Al completarse una semana de paralización involuntaria en Nicaragua, los transportistas de carga de varios países de Centroamérica expresan que están “aquí a lo que Dios quiera”.
Más de 7 mil camiones de carga están varados en diferentes puntos del país centroamericano, lo que conlleva más de 70 millones de dólares en mercancía y bienes.
José Infante, transportista panameño, señaló que la situación es igual que el primer día, nadie se mueve del punto donde han quedado. Los panameños se encuentran en el área de Jinotepe.
Esperan que los grupos que protestan en contra del gobierno del presidente Daniel Ortega permitan, de un momento a otro, abrir la vía Interamericana y poder llegar a sus diferentes destinos.
Los camioneros han enfatizado que las provisiones escasean y no pueden alejarse de los camiones por miedo a que sean saqueados.

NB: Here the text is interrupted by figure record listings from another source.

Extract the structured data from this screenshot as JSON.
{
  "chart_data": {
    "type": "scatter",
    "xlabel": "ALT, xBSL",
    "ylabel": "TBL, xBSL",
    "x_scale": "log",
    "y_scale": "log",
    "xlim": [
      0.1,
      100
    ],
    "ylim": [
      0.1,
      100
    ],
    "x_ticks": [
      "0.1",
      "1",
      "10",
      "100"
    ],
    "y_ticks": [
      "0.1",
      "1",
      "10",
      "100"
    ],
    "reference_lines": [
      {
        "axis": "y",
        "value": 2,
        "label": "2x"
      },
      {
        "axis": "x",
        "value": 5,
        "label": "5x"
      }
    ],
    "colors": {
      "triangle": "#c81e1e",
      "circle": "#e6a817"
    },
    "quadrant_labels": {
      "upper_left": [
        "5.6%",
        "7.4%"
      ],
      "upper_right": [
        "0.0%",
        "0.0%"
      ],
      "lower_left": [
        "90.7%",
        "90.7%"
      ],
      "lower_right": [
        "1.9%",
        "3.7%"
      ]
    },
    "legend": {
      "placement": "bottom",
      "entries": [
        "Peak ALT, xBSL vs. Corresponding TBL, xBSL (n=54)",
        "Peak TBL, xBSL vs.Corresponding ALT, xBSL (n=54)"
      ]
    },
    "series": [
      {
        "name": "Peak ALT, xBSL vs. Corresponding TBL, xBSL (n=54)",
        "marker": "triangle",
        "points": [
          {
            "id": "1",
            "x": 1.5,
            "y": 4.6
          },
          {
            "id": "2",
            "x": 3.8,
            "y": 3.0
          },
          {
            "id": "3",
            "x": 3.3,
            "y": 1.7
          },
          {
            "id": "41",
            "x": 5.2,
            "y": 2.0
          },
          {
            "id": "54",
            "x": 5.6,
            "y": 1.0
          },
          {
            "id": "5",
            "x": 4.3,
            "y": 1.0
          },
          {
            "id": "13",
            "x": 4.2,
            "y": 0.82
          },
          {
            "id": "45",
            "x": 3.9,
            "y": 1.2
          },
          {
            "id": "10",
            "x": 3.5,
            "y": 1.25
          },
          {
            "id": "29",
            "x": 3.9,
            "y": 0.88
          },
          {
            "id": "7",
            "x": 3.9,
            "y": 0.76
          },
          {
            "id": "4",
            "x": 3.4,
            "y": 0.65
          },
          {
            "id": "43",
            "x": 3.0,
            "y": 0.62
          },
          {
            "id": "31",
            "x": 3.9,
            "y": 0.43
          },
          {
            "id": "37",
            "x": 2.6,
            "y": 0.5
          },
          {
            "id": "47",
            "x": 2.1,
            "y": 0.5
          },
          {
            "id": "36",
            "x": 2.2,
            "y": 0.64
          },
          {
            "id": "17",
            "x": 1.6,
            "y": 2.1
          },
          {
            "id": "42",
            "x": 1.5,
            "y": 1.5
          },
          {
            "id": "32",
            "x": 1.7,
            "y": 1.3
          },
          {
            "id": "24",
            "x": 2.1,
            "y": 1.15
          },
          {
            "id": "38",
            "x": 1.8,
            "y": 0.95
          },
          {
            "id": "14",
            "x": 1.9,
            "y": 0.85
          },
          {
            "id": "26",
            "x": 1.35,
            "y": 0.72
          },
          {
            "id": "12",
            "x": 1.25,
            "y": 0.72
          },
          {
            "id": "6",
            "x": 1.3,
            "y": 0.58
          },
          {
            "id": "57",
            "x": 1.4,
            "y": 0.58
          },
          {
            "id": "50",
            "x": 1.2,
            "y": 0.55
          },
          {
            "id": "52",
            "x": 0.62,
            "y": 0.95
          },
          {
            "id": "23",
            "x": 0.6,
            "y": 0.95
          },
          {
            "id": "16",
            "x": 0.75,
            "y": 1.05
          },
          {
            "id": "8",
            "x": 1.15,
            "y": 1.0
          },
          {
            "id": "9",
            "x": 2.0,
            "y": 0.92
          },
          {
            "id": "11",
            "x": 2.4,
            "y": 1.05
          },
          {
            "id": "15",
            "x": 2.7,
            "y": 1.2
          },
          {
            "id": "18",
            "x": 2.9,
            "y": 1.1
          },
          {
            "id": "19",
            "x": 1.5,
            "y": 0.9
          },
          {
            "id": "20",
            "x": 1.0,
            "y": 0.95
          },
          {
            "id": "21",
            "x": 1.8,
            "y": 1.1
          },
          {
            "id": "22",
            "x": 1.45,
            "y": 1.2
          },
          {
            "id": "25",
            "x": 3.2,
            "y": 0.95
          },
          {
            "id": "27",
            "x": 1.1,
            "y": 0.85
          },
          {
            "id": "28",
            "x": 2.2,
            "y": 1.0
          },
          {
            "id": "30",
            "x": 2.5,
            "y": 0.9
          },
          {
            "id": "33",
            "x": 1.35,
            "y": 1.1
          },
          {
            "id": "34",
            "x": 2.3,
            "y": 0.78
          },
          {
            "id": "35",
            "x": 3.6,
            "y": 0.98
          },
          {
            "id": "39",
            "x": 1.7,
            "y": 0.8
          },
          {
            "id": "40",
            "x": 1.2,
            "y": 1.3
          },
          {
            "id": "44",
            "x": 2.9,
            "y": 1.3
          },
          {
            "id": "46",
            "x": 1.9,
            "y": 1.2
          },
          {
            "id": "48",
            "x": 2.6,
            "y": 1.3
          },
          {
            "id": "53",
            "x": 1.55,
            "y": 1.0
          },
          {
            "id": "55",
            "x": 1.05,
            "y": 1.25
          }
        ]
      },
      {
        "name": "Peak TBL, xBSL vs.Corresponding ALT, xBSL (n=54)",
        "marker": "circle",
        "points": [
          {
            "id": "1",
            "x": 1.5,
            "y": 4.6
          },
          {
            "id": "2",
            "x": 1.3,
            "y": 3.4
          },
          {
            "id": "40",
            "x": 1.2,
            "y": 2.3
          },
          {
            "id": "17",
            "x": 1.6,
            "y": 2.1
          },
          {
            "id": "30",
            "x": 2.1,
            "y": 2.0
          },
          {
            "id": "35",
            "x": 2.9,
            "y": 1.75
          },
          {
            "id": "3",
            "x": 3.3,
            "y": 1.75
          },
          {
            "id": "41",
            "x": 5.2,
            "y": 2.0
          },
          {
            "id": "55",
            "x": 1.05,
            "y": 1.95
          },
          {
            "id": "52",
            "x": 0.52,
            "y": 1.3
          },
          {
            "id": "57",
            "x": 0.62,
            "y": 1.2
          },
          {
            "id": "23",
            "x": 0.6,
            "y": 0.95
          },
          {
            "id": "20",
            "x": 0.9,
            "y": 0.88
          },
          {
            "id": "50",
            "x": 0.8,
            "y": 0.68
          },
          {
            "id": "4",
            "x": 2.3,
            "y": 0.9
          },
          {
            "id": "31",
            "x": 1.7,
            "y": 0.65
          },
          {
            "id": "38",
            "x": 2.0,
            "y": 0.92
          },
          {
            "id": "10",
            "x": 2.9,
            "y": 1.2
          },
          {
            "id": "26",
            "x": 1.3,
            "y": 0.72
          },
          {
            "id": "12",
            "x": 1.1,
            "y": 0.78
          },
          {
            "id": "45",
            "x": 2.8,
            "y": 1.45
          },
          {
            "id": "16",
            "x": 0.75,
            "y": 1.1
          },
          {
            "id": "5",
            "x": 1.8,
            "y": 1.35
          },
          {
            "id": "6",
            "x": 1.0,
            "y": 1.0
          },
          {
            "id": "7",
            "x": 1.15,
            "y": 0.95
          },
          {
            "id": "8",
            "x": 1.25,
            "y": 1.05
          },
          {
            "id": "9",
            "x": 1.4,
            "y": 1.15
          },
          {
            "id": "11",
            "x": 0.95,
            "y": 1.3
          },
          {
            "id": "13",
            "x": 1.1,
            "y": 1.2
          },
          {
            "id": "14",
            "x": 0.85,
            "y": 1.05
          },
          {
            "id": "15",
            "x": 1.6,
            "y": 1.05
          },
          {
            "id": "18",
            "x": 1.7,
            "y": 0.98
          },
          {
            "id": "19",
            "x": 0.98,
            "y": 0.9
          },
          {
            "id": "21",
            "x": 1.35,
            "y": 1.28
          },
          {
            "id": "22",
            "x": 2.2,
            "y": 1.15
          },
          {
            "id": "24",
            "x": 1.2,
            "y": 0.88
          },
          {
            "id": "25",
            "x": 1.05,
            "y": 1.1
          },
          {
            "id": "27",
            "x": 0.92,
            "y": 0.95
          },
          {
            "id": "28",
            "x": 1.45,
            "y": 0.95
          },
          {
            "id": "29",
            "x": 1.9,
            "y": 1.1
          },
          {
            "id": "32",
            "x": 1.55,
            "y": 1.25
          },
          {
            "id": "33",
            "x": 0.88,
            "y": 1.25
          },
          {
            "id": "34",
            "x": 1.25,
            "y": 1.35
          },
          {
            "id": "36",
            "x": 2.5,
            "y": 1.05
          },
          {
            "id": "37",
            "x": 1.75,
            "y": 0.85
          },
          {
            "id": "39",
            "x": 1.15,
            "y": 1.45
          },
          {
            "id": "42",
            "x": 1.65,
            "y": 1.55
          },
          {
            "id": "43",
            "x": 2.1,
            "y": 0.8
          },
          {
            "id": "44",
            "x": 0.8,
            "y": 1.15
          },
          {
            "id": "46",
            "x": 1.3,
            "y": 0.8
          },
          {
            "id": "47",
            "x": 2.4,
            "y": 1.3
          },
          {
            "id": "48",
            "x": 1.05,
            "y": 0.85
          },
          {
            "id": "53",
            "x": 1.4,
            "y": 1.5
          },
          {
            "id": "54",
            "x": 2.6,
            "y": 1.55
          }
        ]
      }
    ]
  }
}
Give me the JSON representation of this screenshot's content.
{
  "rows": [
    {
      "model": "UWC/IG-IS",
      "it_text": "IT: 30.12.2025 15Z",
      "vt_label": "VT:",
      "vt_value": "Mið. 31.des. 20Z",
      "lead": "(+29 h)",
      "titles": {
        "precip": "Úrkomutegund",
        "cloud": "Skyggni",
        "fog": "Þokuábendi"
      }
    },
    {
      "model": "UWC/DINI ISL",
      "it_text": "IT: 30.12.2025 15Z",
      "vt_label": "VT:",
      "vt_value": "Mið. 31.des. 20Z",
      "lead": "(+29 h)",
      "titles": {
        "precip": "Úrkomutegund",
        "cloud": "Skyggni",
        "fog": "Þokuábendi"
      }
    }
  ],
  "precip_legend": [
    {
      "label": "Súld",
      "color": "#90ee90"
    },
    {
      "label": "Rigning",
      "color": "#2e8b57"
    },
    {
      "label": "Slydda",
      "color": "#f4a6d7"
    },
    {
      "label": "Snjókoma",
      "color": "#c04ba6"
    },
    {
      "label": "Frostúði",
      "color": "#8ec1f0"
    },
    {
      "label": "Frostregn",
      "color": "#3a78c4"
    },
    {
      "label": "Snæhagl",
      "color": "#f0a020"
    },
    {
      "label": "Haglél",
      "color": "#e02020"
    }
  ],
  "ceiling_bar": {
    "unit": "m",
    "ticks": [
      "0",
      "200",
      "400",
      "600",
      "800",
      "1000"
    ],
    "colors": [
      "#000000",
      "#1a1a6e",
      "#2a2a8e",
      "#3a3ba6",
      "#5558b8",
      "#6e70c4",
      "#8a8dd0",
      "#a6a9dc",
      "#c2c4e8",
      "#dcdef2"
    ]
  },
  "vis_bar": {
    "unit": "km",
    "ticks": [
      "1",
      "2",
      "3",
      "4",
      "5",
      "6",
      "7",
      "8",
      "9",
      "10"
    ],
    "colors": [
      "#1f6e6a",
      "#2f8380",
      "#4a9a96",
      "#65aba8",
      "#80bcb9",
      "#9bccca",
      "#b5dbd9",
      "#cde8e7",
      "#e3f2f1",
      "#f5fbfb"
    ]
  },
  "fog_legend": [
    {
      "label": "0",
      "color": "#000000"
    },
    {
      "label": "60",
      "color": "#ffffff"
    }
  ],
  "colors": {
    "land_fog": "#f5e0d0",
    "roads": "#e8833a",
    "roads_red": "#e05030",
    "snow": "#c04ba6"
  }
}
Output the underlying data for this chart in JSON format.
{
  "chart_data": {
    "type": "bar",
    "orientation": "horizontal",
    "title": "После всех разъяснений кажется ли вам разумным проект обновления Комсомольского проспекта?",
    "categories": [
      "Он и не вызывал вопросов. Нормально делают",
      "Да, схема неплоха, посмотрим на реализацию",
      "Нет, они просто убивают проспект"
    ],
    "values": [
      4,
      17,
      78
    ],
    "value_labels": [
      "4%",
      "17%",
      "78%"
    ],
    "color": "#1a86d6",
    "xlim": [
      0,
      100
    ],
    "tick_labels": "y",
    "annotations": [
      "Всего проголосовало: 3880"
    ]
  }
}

Este viernes 8 de junio se conocieron mensajes en los que se afirma que quemarían los camiones si insisten en la apertura de la vía Interamericana en el territorio nicaragüense.
Además, una persona, que no se identificó y que protagoniza un video que circula entre los camioneros, pidió a los dueños de las empresas que utilizan dicho transporte no continuar despachando sus mercaderías por el territorio nicaragüense.
En declaraciones al diario La Prensa dijeron que han tenido que cocinar en la parte interior de los camiones y que tienen temor porque las provisiones se les terminen.
El grupo de panameños, por su lado, intentó comunicarse con la embajada de Panamá en la ciudad de Managua, pero no han recibido respuesta.
Los conductores consideran que no han recibido respuesta porque es una situación delicada e interna de Nicaragua.